通勤経路を正しく申請するためには、以下のポイントを押さえておくことが重要です。

・就業規則等の通勤規定を事前に確認する
 申請前に、就業規則や通勤に関する社内ルールを確認します。特に以下の点を把握しておく必要があります
  ・利用できる交通手段の条件
    バス代支給が認められる距離
    自転車通勤が認められるかどうか
  ・定期代支給期間
    1ヶ月、3ヶ月、6ヶ月などどの期間で申請できるか
  ・実費精算の条件
    定期券以外の通勤費が認められるケース

・最安、最短の通勤経路を確認
  「経済的かつ合理的な経路」かどうかを確認します。最短や最安の経路のみを認める企業もあります

・通勤経路を証明する資料の準備
  申請内容の正当性を示すために、通勤経路を証明する資料を添付することが望ましい
  通勤経路を証明する資料は、乗換案内のスクリーンショットや定期券の写しなどが一般的です

・通勤経路に変更があった場合の速やかな申請
  以下のような変更があった場合は、速やかに申請内容を更新します
  ・転居(住所変更)
  ・異動による勤務地の変更
  ・勤務形態の変更(勤務時間・勤務日数等)

・特別な事情がある場合の申請
  以下のようなケースでは、通勤手当の申請が必要になることがあります
  ・通勤途中で子どもの保育園送迎や介護の送迎をする場合
  ・複数の勤務地に通勤する場合

関連記事:通勤費の管理で、共通のお悩みや課題とは?

経済的かつ合理的な経路とは

多くの企業では、通勤手当の支給にあたり「最も経済的かつ合理的な経路」を基準としています。この基準は、以下のように定義されることが一般的です。
 経済的:運賃が安価であること
 合理的:所要時間や移動距離が短いこと

しかし、経路を検索してみると、安いが時間がかかる経路や、高いが時間が短い経路など、複数の選択肢が存在します。どの経路を「経済的かつ合理的」と判断するかは、企業ごとの方針によって異なります。
そのため、通勤費の申請や審査を円滑に進めるためには、企業として「経済的かつ合理的な経路」の判断基準を数値で明確に定めておくことが有効です。これにより、担当者や責任者の判断負担を軽減することができます。

【判断基準の例】
 ・最も安価な経路と比較して、運賃が30%以内の差であれば「経済的」とみなす
 ・最も安価な経路よりも所要時間が20分以上短縮される場合は、多少運賃が高くても「合理的」として認める

関連記事:経済的かつ合理的な通勤費支給方法

特別な事情による通勤経路について

子どもの保育園送迎など、特別な事情により通常とは異なる通勤経路(遠回りとなる経路)を申請する場合でも、規定に基づいて認められるケースがあります。

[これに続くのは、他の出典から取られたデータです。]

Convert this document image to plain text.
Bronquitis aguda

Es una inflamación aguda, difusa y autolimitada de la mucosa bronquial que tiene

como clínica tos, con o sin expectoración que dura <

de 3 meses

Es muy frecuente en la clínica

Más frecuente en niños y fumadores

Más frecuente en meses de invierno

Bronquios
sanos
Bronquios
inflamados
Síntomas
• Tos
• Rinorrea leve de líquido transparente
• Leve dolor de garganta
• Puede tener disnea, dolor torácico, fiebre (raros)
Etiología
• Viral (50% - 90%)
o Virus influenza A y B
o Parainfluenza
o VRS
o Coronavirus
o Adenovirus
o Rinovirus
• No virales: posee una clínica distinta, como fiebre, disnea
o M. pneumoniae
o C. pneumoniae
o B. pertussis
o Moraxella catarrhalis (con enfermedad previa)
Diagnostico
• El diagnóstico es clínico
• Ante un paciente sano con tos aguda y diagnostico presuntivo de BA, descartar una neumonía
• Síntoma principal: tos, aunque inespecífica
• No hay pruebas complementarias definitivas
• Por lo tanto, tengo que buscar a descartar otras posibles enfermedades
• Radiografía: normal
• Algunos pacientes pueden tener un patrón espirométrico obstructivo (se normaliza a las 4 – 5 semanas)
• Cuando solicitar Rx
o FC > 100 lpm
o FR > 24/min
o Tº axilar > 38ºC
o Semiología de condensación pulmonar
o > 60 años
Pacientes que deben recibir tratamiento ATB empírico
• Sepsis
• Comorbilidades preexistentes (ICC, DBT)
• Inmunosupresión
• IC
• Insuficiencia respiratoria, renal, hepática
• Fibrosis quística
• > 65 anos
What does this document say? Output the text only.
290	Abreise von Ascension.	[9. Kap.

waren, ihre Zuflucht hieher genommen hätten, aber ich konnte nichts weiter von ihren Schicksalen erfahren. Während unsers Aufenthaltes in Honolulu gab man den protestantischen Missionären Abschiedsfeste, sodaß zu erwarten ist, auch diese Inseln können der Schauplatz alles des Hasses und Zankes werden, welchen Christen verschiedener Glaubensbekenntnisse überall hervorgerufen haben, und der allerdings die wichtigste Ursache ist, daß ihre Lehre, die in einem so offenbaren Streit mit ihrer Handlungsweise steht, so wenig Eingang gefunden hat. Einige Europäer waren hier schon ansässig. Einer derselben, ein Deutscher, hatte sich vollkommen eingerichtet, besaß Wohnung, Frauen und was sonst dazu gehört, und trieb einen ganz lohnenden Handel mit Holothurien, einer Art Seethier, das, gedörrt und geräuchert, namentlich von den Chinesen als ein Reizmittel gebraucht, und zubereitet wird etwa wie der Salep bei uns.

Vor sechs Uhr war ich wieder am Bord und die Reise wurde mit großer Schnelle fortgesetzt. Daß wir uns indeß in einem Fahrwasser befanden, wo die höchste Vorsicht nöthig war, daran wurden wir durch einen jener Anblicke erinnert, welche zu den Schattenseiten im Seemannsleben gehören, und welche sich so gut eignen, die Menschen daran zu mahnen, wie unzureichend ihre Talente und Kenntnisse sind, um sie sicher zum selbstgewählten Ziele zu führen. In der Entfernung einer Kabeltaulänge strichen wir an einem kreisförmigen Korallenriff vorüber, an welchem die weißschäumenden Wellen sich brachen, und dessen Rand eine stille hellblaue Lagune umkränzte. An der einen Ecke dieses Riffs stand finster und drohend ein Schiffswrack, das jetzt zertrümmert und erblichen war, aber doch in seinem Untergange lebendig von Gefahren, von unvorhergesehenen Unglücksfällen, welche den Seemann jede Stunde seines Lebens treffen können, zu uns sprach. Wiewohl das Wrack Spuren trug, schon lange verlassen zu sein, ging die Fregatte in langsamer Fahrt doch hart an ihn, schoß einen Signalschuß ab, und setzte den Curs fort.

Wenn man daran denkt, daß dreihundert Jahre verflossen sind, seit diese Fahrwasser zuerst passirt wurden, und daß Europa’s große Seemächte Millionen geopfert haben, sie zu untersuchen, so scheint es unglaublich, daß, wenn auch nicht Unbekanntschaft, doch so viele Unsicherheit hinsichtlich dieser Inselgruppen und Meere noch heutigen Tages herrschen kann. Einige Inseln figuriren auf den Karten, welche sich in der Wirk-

このような申請を行う際には、以下の点に留意が必要です。
 ・遠回りとなる理由を明確に記載すること
  例:保育園の送迎、介護施設への立ち寄りなど
 ・申請経路を示す地図等の資料を添付すること
  通勤ルートの具体的な経路を視覚的に示すことで、申請内容の妥当性を説明しやすくなります

判断基準や申請方法は企業ごとに異なるため、事前に就業規則や通勤手当の運用ルールを確認することが重要です。

通勤費の申請は「らくらく通勤費」で効率的に

ここまで通勤経路の申請方法を解説しましたが、様々なツールを利用しなければならなかったり手書きをしたりと面倒さを感じられたのではないでしょうか。
通勤費の申請は、乗換経路や地図の確認・記入など、申請する頻度は高くなくても手間に感じる作業が多くあります。また、管理担当者も申請内容を一つひとつ確認する必要があり、複数のツールを使って対応するため煩雑な業務に時間を取られているでしょう。

通勤費管理システム「らくらく通勤費」なら、申請から承認、金額計算、管理までを一元化でき、業務の効率化が図れます。通勤規定に合わせた柔軟な設定が可能で、従業員と管理者双方の負担を軽減し、申請の正確性とスピード向上にも貢献します。

まとめ

通勤費の申請は、正確な経路の把握と、自社の通勤規定に記載されている支給条件の理解が重要です。
管理者側は「経済的かつ合理的な経路」の判断を正しく行い、不公平のない通勤費支給を行わなければなりません。

通勤費の申請や判断・計算の負担を軽減するには、通勤費管理システムの導入が有効です。業務効率化や、適正化のために是非システム化もご検討ください。